Durante il primo sciopero generale femminista della storia islandese, il 90% delle donne vi ha partecipato. Gli uomini islandesi soprannominarono la giornata “Venerdì lungo”, rendendosi conto dell’immensa quantità di lavoro svolto dalle donne, sia sul posto di lavoro che in tutti gli ambiti della vita quotidiana.

Da allora, l’Islanda è diventata il campione mondiale della parità di genere. Con il 10% di disparità salariale, il 21% in alcuni settori a parità di mansioni e il 40% di donne vittime di violenza sessuale e sessista nel corso della loro vita, questo primo posto sul podio è soprattutto allarmante per tutti i Paesi del mondo.

Dal 1975 sono stati organizzati 5 scioperi. Ma nessuno di essi è durato dall’alba al tramonto, senza che venisse svolto alcun lavoro né di produzione (lavoro retribuito) né di riproduzione (faccende domestiche, cura dei propri cari e della propria famiglia). Quest’anno segna quindi il secondo sciopero generale femminista radicale in Islanda.

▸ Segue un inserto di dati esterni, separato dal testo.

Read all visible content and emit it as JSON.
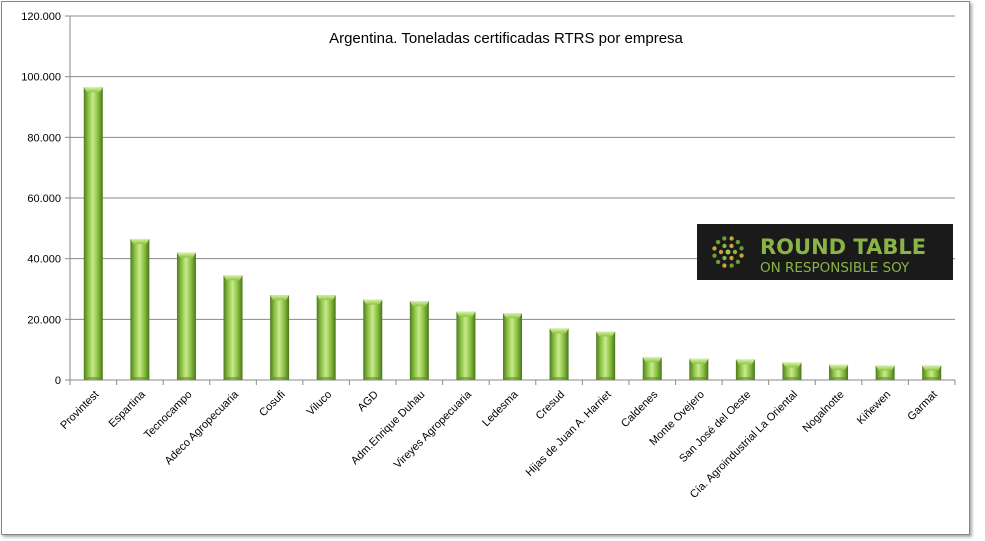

La giornata di martedì 24 ottobre 2023 si distingue per l’inclusione per la prima volta delle persone non binarie. Inoltre, rispetto al 1975, il legame tra disuguaglianza professionale, disuguaglianza salariale e violenza sessista e sessuale è molto più centrale negli slogan e nelle griglie analitiche. Ciò riflette i modi in cui la quarta ondata di femministe si è organizzata dopo #MeToo nel 2017.

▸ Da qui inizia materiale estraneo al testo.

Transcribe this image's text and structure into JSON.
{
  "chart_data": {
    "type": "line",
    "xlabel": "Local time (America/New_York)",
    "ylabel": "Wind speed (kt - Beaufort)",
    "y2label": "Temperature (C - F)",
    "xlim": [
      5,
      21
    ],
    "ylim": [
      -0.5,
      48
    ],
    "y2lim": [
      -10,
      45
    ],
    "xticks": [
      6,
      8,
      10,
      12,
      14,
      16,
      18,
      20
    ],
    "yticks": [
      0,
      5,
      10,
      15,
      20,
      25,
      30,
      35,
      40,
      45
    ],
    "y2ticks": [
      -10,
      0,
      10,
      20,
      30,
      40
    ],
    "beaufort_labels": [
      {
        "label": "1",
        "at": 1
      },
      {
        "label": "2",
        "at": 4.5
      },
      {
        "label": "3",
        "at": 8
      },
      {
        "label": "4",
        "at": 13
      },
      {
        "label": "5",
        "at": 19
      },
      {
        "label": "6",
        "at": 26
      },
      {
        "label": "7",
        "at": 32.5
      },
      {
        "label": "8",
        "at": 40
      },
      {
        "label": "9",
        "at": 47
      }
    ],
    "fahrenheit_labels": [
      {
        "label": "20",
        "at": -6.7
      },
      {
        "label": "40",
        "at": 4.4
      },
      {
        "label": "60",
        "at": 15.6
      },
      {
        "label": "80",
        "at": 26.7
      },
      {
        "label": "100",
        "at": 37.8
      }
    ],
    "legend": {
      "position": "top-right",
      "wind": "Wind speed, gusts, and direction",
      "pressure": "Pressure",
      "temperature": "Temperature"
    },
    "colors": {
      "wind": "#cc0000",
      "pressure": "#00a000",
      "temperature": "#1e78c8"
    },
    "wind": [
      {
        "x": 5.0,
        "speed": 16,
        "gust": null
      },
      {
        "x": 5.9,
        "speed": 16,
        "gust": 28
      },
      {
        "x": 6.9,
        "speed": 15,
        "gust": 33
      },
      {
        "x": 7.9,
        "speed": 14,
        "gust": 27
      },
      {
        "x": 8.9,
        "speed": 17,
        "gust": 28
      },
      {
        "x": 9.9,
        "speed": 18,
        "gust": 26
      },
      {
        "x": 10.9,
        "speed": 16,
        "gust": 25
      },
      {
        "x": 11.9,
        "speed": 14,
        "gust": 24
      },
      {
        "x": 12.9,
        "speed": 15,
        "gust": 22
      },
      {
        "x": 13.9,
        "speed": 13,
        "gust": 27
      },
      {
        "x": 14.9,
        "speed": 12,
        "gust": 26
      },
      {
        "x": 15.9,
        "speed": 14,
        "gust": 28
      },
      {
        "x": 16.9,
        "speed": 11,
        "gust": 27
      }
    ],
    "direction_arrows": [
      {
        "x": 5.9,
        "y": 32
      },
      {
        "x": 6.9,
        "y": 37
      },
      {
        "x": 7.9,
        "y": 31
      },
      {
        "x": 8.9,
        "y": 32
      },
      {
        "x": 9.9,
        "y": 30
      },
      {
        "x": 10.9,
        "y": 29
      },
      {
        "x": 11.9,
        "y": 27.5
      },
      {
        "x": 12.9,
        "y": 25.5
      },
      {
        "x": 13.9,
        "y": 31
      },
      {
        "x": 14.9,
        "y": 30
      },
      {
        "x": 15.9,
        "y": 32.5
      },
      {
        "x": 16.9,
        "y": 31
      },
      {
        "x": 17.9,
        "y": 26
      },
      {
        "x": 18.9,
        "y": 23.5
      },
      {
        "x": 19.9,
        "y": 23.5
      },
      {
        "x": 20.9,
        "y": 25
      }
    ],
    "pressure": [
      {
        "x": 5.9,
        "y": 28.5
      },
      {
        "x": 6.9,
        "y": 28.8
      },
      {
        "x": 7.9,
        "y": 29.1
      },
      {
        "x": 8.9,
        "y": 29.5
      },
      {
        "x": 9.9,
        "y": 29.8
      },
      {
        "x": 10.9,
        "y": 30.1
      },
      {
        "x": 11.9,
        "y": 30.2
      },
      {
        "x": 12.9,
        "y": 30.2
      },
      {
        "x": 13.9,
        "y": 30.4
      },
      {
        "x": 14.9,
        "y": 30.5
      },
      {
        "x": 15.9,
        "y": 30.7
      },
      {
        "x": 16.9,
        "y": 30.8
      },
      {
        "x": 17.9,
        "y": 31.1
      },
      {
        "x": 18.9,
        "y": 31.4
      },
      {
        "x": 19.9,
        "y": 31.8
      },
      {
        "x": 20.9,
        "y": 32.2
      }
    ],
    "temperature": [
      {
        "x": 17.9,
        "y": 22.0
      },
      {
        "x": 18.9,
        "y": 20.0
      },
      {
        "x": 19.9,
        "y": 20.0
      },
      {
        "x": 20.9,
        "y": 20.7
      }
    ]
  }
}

In Francia, la richiesta di uno sciopero generale femminista sta guadagnando terreno.
Il 5 maggio abbiamo accolto la ricercatrice e attivista Aurore Koechlin, che ha spiegato l’importanza di appropriarsi degli strumenti ereditati dal movimento operaio per portare avanti le rivendicazioni femministe contemporanee.

Rispetto all’Islanda, spinta da quasi 50 anni di scioperi femministi, la Francia ha ancora molta strada da fare. In media, le donne del settore privato guadagnano il 28,5% (INSEE) in meno degli uomini. Anche a parità di mansioni e competenze, sono pagate il 9% in meno dei loro colleghi maschi. Le donne sono inoltre sovrarappresentate nei posti di lavoro precari: il 78% dei dipendenti part-time e due su tre lavoratori con salario minimo sono donne.

I dati sulla violenza contro le donne sono allarmanti. Nel 2021, il numero di femminicidi è aumentato del 20%. Va detto che affidare a Gérald Darmanin il compito di ridurre la violenza sessista e sessuale non era, come minimo, garanzia di una lotta senza quartiere. I dati dimostrano che è stato addirittura particolarmente controproducente.

In Assemblea, le Insoumis difendono la parità salariale e le risorse per combattere la violenza contro le donne.

Il 24 novembre 2022, Mathilde Panot e il gruppo parlamentare LFI hanno ottenuto una vittoria storica con l’adozione di una proposta di legge che sancisce il diritto all’interruzione volontaria della gravidanza (aborto) nella Costituzione.

Ulteriori informazioni: Elezioni presidenziali: Mélenchon eletto miglior difensore dei diritti delle donne

Tuttavia, questa battaglia istituzionale non è sufficiente. Per esempio, affinché il diritto all’aborto sia definitivamente sancito dalla Costituzione, Emmanuel Macron deve convocare una riunione del Parlamento a Versailles per votare la modifica costituzionale. E per il momento, nonostante le sue promesse, il Presidente non sembra avere fretta.

Avremo quindi bisogno di un potente sciopero generale femminista, come quello guidato dalle donne islandesi il 24 ottobre, per costringere i ricchi uomini bianchi che ancora saturano la maggior parte delle posizioni di potere politico ed economico in Francia a rinunciare ai loro privilegi.

L’8 marzo 2023, Giornata internazionale dei diritti della donna, nel pieno della lotta contro il pensionamento a 64 anni, particolarmente ingiusto per le donne, è emersa la richiesta di uno sciopero femminista. Uno sciopero generale seguirà presto le orme delle donne islandesi?